4 In der Begründung führte das Bundesverwaltungsgericht insbesondere aus, die Beitragsgrundlage des unstrittig wegen Bewirtschaftung eines land und forstwirtschaftlichen Betriebes auf eigene Rechnung und Gefahr nach dem BSVG pflichtversicherten Revisionswerbers sei aufgrund der Wahl der Beitragsgrundlagenoption gemäß § 23 Abs. 1a BSVG auf Basis des Einkommensteuerbescheides (anstatt des Versicherungswertes gemäß § 23 Abs. 2 BSVG) zu ermitteln (vgl. § 23 Abs. 4 BSVG). Strittig sei, ob der Erlös aus der Veräußerung einer Liegenschaft mit der darauf befindlichen Schottergrube im Jahr 2018 einen Veräußerungsgewinn im Sinne des EStG 1988 darstelle und ob in weiterer Folge gemäß § 23 Abs. 4 Z 2 BSVG die Beitragsgrundlage des Revisionswerbers entsprechend zu vermindern sei. Zwar verweise § 23 Abs. 4 BSVG nicht ausdrücklich auf § 24 EStG 1988; von der „Heranziehung“ des § 24 EStG 1988 gehe jedoch auch der Verwaltungsgerichtshof im Erkenntnis VwGH 14.1.2013, 2010/08/0202, wenn auch zur Frage der unterjährigen Beendigung der Tätigkeit, aus.

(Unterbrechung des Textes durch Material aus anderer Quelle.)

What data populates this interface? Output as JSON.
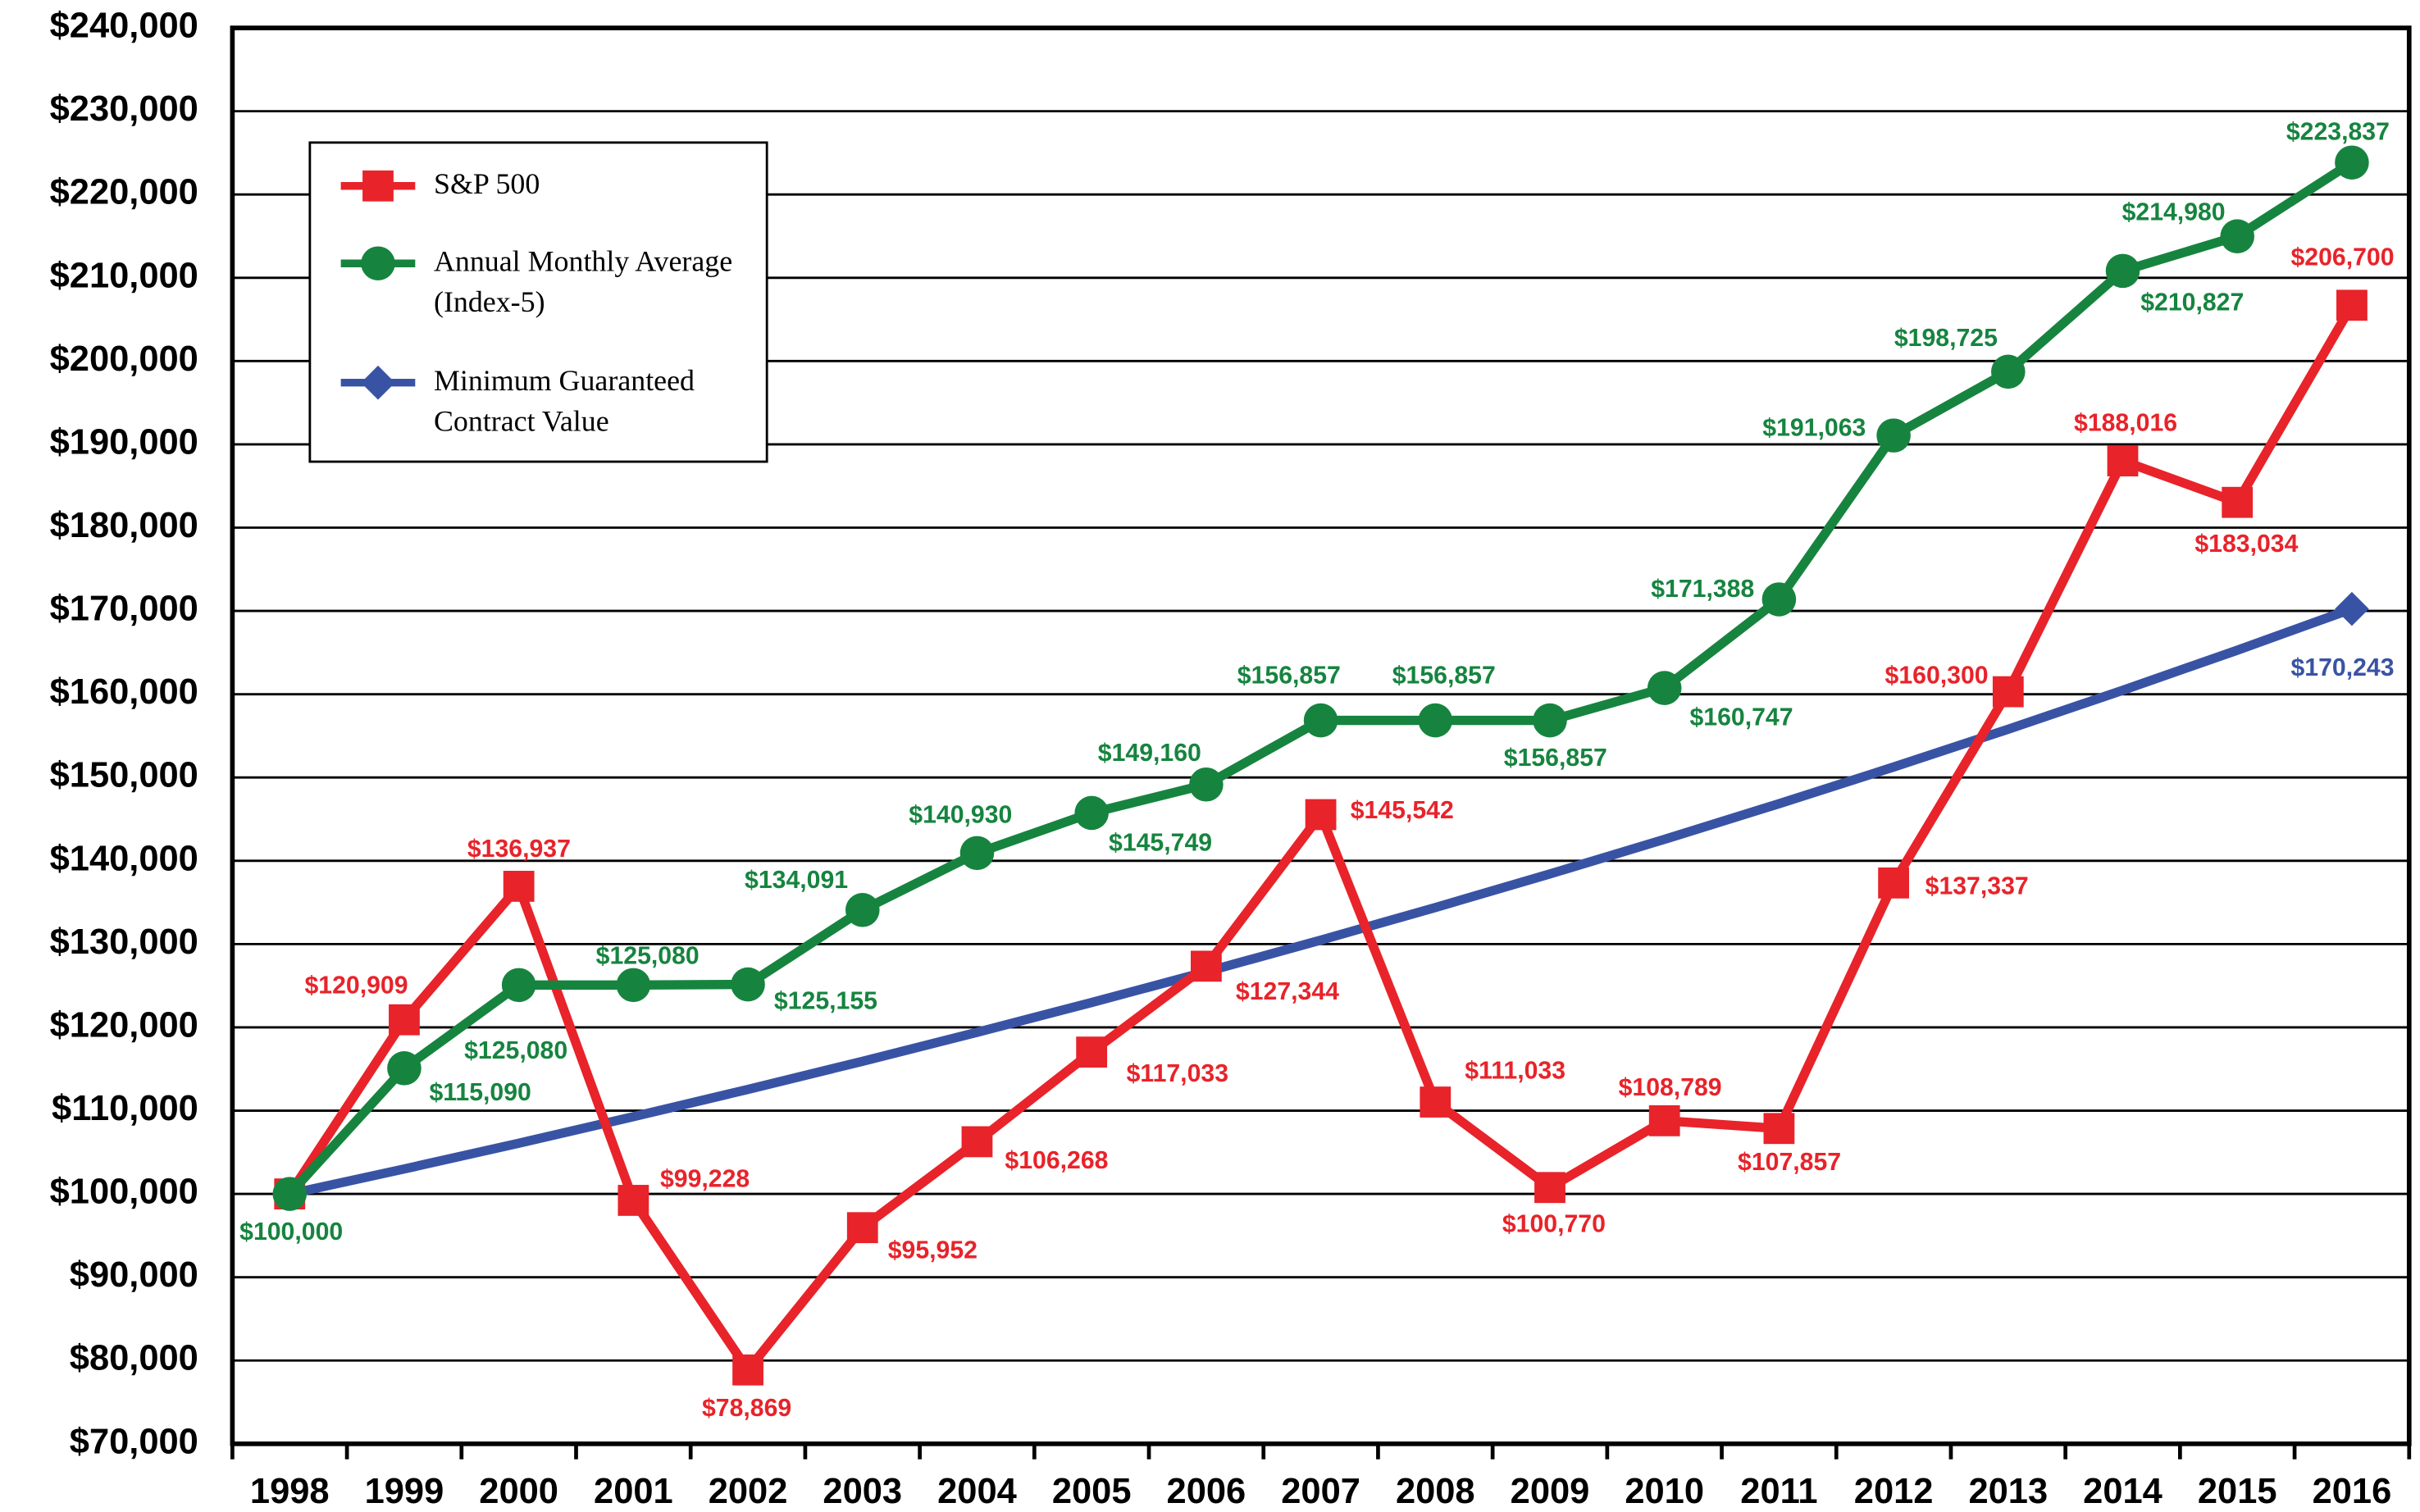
{
  "chart_data": {
    "type": "line",
    "categories": [
      "1998",
      "1999",
      "2000",
      "2001",
      "2002",
      "2003",
      "2004",
      "2005",
      "2006",
      "2007",
      "2008",
      "2009",
      "2010",
      "2011",
      "2012",
      "2013",
      "2014",
      "2015",
      "2016"
    ],
    "series": [
      {
        "name": "S&P 500",
        "color": "#e8232a",
        "marker": "square",
        "values": [
          100000,
          120909,
          136937,
          99228,
          78869,
          95952,
          106268,
          117033,
          127344,
          145542,
          111033,
          100770,
          108789,
          107857,
          137337,
          160300,
          188016,
          183034,
          206700
        ],
        "value_labels": [
          null,
          "$120,909",
          "$136,937",
          "$99,228",
          "$78,869",
          "$95,952",
          "$106,268",
          "$117,033",
          "$127,344",
          "$145,542",
          "$111,033",
          "$100,770",
          "$108,789",
          "$107,857",
          "$137,337",
          "$160,300",
          "$188,016",
          "$183,034",
          "$206,700"
        ]
      },
      {
        "name": "Annual Monthly Average (Index-5)",
        "color": "#16843f",
        "marker": "circle",
        "values": [
          100000,
          115090,
          125080,
          125080,
          125155,
          134091,
          140930,
          145749,
          149160,
          156857,
          156857,
          156857,
          160747,
          171388,
          191063,
          198725,
          210827,
          214980,
          223837
        ],
        "value_labels": [
          "$100,000",
          "$115,090",
          "$125,080",
          "$125,080",
          "$125,155",
          "$134,091",
          "$140,930",
          "$145,749",
          "$149,160",
          "$156,857",
          "$156,857",
          "$156,857",
          "$160,747",
          "$171,388",
          "$191,063",
          "$198,725",
          "$210,827",
          "$214,980",
          "$223,837"
        ]
      },
      {
        "name": "Minimum Guaranteed Contract Value",
        "color": "#3953a4",
        "marker": "diamond",
        "values": [
          100000,
          103000,
          106090,
          109273,
          112551,
          115927,
          119405,
          122987,
          126677,
          130477,
          134392,
          138423,
          142576,
          146853,
          151259,
          155797,
          160471,
          165285,
          170243
        ],
        "value_labels": [
          null,
          null,
          null,
          null,
          null,
          null,
          null,
          null,
          null,
          null,
          null,
          null,
          null,
          null,
          null,
          null,
          null,
          null,
          "$170,243"
        ]
      }
    ],
    "ylim": [
      70000,
      240000
    ],
    "yticks": [
      {
        "value": 70000,
        "label": "$70,000"
      },
      {
        "value": 80000,
        "label": "$80,000"
      },
      {
        "value": 90000,
        "label": "$90,000"
      },
      {
        "value": 100000,
        "label": "$100,000"
      },
      {
        "value": 110000,
        "label": "$110,000"
      },
      {
        "value": 120000,
        "label": "$120,000"
      },
      {
        "value": 130000,
        "label": "$130,000"
      },
      {
        "value": 140000,
        "label": "$140,000"
      },
      {
        "value": 150000,
        "label": "$150,000"
      },
      {
        "value": 160000,
        "label": "$160,000"
      },
      {
        "value": 170000,
        "label": "$170,000"
      },
      {
        "value": 180000,
        "label": "$180,000"
      },
      {
        "value": 190000,
        "label": "$190,000"
      },
      {
        "value": 200000,
        "label": "$200,000"
      },
      {
        "value": 210000,
        "label": "$210,000"
      },
      {
        "value": 220000,
        "label": "$220,000"
      },
      {
        "value": 230000,
        "label": "$230,000"
      },
      {
        "value": 240000,
        "label": "$240,000"
      }
    ],
    "grid": true,
    "legend": "upper left"
  }
}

5 Daher sei die Vorfrage zu prüfen, ob die Veräußerung oder die Aufgabe eines Teilbetriebes im Sinn des § 24 Abs. 1 EStG 1988 vorliege. Ein Teilbetrieb sei ein organisch in sich geschlossener, mit einer gewissen Selbständigkeit ausgestatteter Teil eines Gewerbebetriebes, der es vermöge seiner Geschlossenheit ermögliche, die gleiche Erwerbstätigkeit ohne Weiteres fortzusetzen; der Teilbetrieb müsse aus der Sicht des Übertragenden schon vor seiner Übertragung selbständig geführt worden sein, eine nur betriebsinterne Selbständigkeit genüge nicht, die Selbständigkeit müsse nach außen in Erscheinung treten (Hinweis insbesondere auf VwGH 17.2.1999, 97/14/0165).

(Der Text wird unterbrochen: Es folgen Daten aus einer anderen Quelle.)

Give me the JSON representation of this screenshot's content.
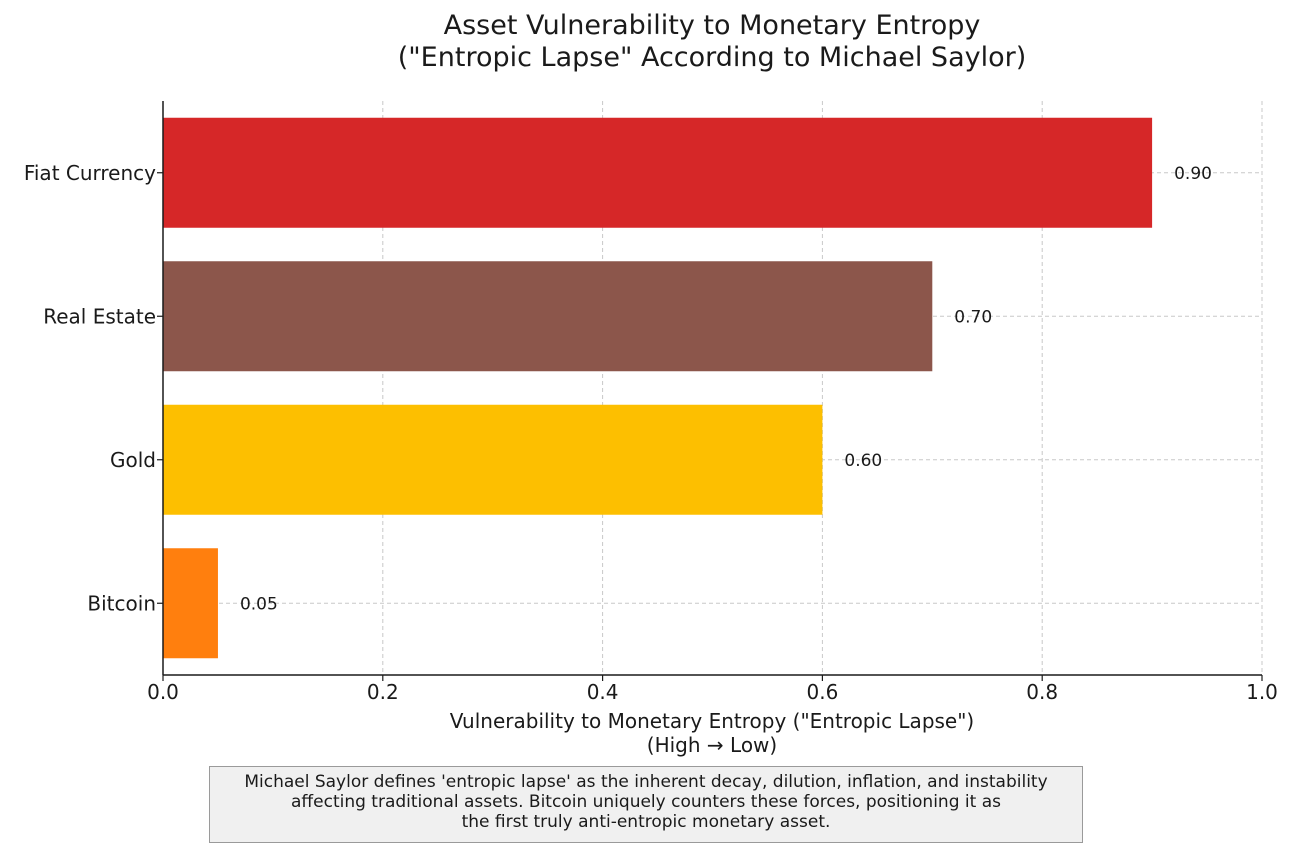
{
  "chart_data": {
    "type": "bar",
    "orientation": "horizontal",
    "title": [
      "Asset Vulnerability to Monetary Entropy",
      "(\"Entropic Lapse\" According to Michael Saylor)"
    ],
    "xlabel": [
      "Vulnerability to Monetary Entropy (\"Entropic Lapse\")",
      "(High → Low)"
    ],
    "ylabel": "",
    "xlim": [
      0.0,
      1.0
    ],
    "xticks": [
      "0.0",
      "0.2",
      "0.4",
      "0.6",
      "0.8",
      "1.0"
    ],
    "grid": true,
    "categories": [
      "Fiat Currency",
      "Real Estate",
      "Gold",
      "Bitcoin"
    ],
    "values": [
      0.9,
      0.7,
      0.6,
      0.05
    ],
    "value_labels": [
      "0.90",
      "0.70",
      "0.60",
      "0.05"
    ],
    "colors": [
      "#d62728",
      "#8c564b",
      "#fdbf00",
      "#ff7f0e"
    ],
    "annotation": [
      "Michael Saylor defines 'entropic lapse' as the inherent decay, dilution, inflation, and instability",
      "affecting traditional assets. Bitcoin uniquely counters these forces, positioning it as",
      "the first truly anti-entropic monetary asset."
    ]
  }
}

6 Ein landwirtschaftlicher Teilbetrieb müsse als selbständiger Organismus nach außen in Erscheinung treten und setze ein eigenes Wirtschaftsgebäude, eigene Wirtschaftsgüter, eine ausreichende landwirtschaftlich nutzbare Fläche, gegebenenfalls eine eigene Tierhaltung und eine gesonderte Rechnungsführung voraus. Die Veräußerung einer landwirtschaftlichen Fläche ohne weitere Wirtschaftsgüter und Arbeitskräfte oder einen Tierbestand stelle keine Teilbetriebsveräußerung dar (Hinweis auf VwGH 11.12.1990, 90/14/0199, und auf Fraberger/Papst in Doralt/Kirchmayr/Mayr/Zorn , EStG, § 24 Rz 67).
7 Dem Vorbringen des Revisionswerbers, dass die Schottergrube einen Teilbetrieb seines landwirtschaftlichen Betriebes darstelle bzw. eine Veräußerung eines Teilbetriebes vorliege, könne nicht gefolgt werden.

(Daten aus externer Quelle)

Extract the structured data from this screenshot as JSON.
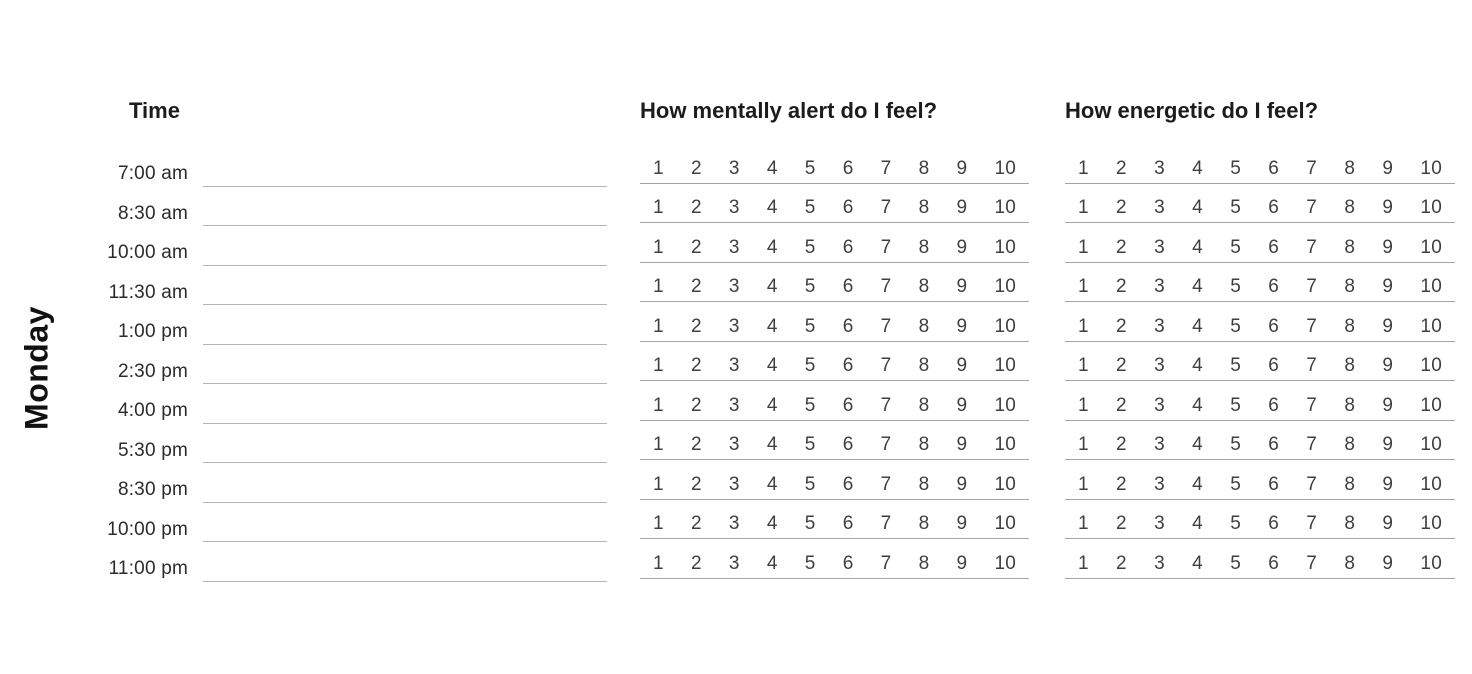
{
  "day_label": "Monday",
  "time_column": {
    "header": "Time",
    "slots": [
      "7:00 am",
      "8:30 am",
      "10:00 am",
      "11:30 am",
      "1:00 pm",
      "2:30 pm",
      "4:00 pm",
      "5:30 pm",
      "8:30 pm",
      "10:00 pm",
      "11:00 pm"
    ]
  },
  "rating_scale": [
    "1",
    "2",
    "3",
    "4",
    "5",
    "6",
    "7",
    "8",
    "9",
    "10"
  ],
  "rating_columns": [
    {
      "header": "How mentally alert do I feel?"
    },
    {
      "header": "How energetic do I feel?"
    }
  ],
  "colors": {
    "heading_text": "#1c1c1c",
    "label_text": "#2b2b2b",
    "scale_number_text": "#3f3f3f",
    "write_line": "#b4b4b4",
    "scale_line": "#a3a3a3",
    "page_bg": "#ffffff"
  }
}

8 Das Vorbringen des Revisionswerbers sei darauf gerichtet, das Vorliegen eines landwirtschaftlichen Nebenbetriebes zu begründen. Dass ein solcher bei der Führung eines Substanzbetriebes wie dem vorliegenden Schotterabbau, wobei die abgebaute Bodensubstanz, nämlich der Schotter, ausschließlich im eigenen landwirtschaftlichen Betrieb verwendet werde, gegeben sei, werde nicht in Abrede gestellt. Jedoch begründe das Vorliegen eines landwirtschaftlichen Nebenbetriebes allein noch nicht das Vorliegen eines Teilbetriebes.
9 Soweit der Revisionswerber ausführe, mit dem Erfordernis des nach außen in Erscheinung Tretens sei im vorliegenden Fall nicht zu argumentieren, da die von der belangten Behörde zitierte Entscheidung VwGH 17.2.1999, 97/14/0165, zu einem Gewerbebetrieb ergangen sei und ein solcher gegenständlich nicht vorliege, sei festzuhalten, dass diese Entscheidung zum einen die ständige Rechtsprechung des Verwaltungsgerichtshofes fortführe und zum anderen weder dieser Entscheidung noch dem einschlägigen Schrifttum zu entnehmen sei, dass land und forstwirtschaftliche Betriebe nicht dieser dargestellten Anforderung unterlägen.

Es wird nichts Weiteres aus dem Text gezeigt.